Свисток, толчки, скрип буферов, десятиминутное движение — и опять долгая остановка у Покровской станции с тем же теплым ветром, дующим как будто из печки, и с тою же истомой… Наконец — звонок, и наш поезд ползет по низкой насыпи с узкой колеей, на этот раз с очевидным намерением пуститься в путь. Степь тихо развертывает перед нами свои дремотные красоты. Спокойная нега, тихое раздумье, лень… Чувствуется, что вы оставили на том берегу Волги и торопливый бег поездов, и суету коротких остановок, и вообще ускоренный темп жизни. Тут на вас надвигается, охватывает, баюкает вас широкое степное раздолье, ровное, молчаливое, дремотное…
Чудесный закат в степи, потом сумерки, потом тихий звездный вечер спускаются над этой однообразной картиной. Вечером — долгие остановки у маленьких неуютных станций со странно, иной раз по-монгольски звучащими названиями, с раскачиваемыми ветром фонарями и убогими буфетами. Здоровенные, загорелые и ленивые жители степных хуторов и поселков выползают из синей темноты на огни поезда, чтобы получить приказания от юрких людей, по большей части не русского типа, едущих в вагонах первого и второго класса. Они одни как будто не дремлют и имеют вид властителей степи. Они говорят быстро, быстро выпивают за буфетами, быстро вскакивают на подножки уже трогающегося поезда, который и уносит их дальше, между тем как степные жители с ленивой покорностью направляются к своим телегам и, тихо поскрипывая колесами, расползаются в темноте в разные стороны, развозя полученные приказы…
Полная луна выкатывается над темным горизонтом и точно старается рассмотреть в степи что-то и что-то обдумать… Но степь темна и молчалива.
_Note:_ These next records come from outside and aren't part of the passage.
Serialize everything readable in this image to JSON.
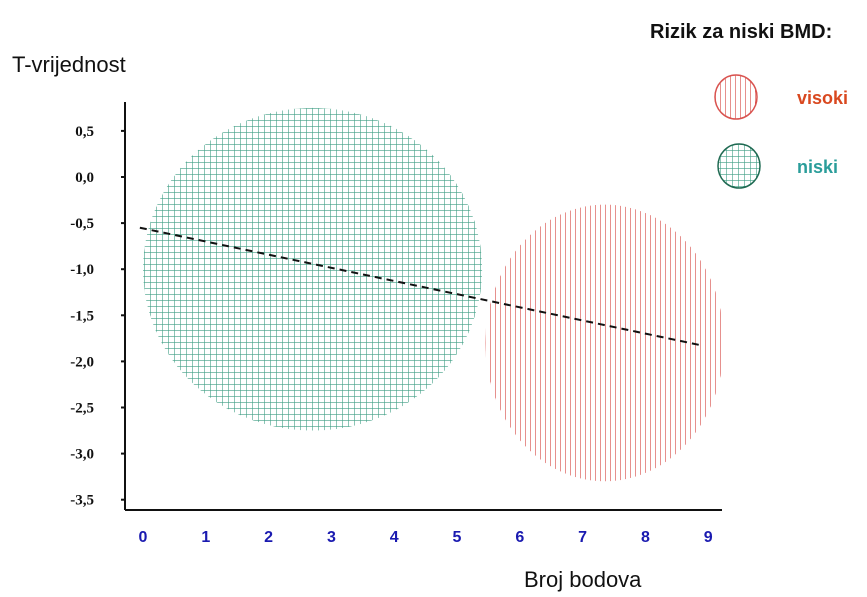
{
  "chart_data": {
    "type": "scatter",
    "ylabel": "T-vrijednost",
    "xlabel": "Broj bodova",
    "x_ticks": [
      "0",
      "1",
      "2",
      "3",
      "4",
      "5",
      "6",
      "7",
      "8",
      "9"
    ],
    "y_ticks": [
      "0,5",
      "0,0",
      "-0,5",
      "-1,0",
      "-1,5",
      "-2,0",
      "-2,5",
      "-3,0",
      "-3,5"
    ],
    "y_tick_values": [
      0.5,
      0.0,
      -0.5,
      -1.0,
      -1.5,
      -2.0,
      -2.5,
      -3.0,
      -3.5
    ],
    "xlim": [
      0,
      9.5
    ],
    "ylim": [
      -3.65,
      0.85
    ],
    "grid": false,
    "legend": {
      "title": "Rizik za niski BMD:",
      "position": "top-right",
      "items": [
        {
          "label": "visoki",
          "color": "#d9534f",
          "hatch": "vertical"
        },
        {
          "label": "niski",
          "color": "#3f9e84",
          "hatch": "grid"
        }
      ]
    },
    "regions": [
      {
        "name": "niski",
        "cx": 2.7,
        "cy": -1.0,
        "rx": 2.7,
        "ry": 1.75,
        "color": "#3f9e84",
        "hatch": "grid"
      },
      {
        "name": "visoki",
        "cx": 7.35,
        "cy": -1.8,
        "rx": 1.9,
        "ry": 1.5,
        "color": "#d9534f",
        "hatch": "vertical"
      }
    ],
    "trend_line": {
      "style": "dashed",
      "color": "#111111",
      "points": [
        {
          "x": -0.05,
          "y": -0.55
        },
        {
          "x": 8.85,
          "y": -1.82
        }
      ]
    }
  }
}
Поезд несется среди однообразного, заснувшего простора…
Наутро кондуктора выкрикивают станцию «Семиглавый мар»… Невдалеке от нее местный житель пытался указать мне в волнистой степи семь курганов (по-местному «маров»), от которых урочище получило свое романтическое название. Когда проводили железную дорогу, один из этих курганов «нарушили», и в нем, говорят, оказался хорошо сохранившийся скелет неведомого воина, верхом на скелете лошади, с лицом, обращенным глазными впадинами к востоку… Но разобрать и сосчитать эти курганы среди однообразно взволнованной степи мне не удалось… По ней то и дело вставали и тонули такие же курганы и, быть может, в каждом из них сидят и ждут чего-то такие же неведомые воины с глазными впадинами, обращенными к азиатскому востоку, между тем как с запада летит громыхающий поезд, и сыплет искрами в ночную темноту, и сотрясает старые степные могилы.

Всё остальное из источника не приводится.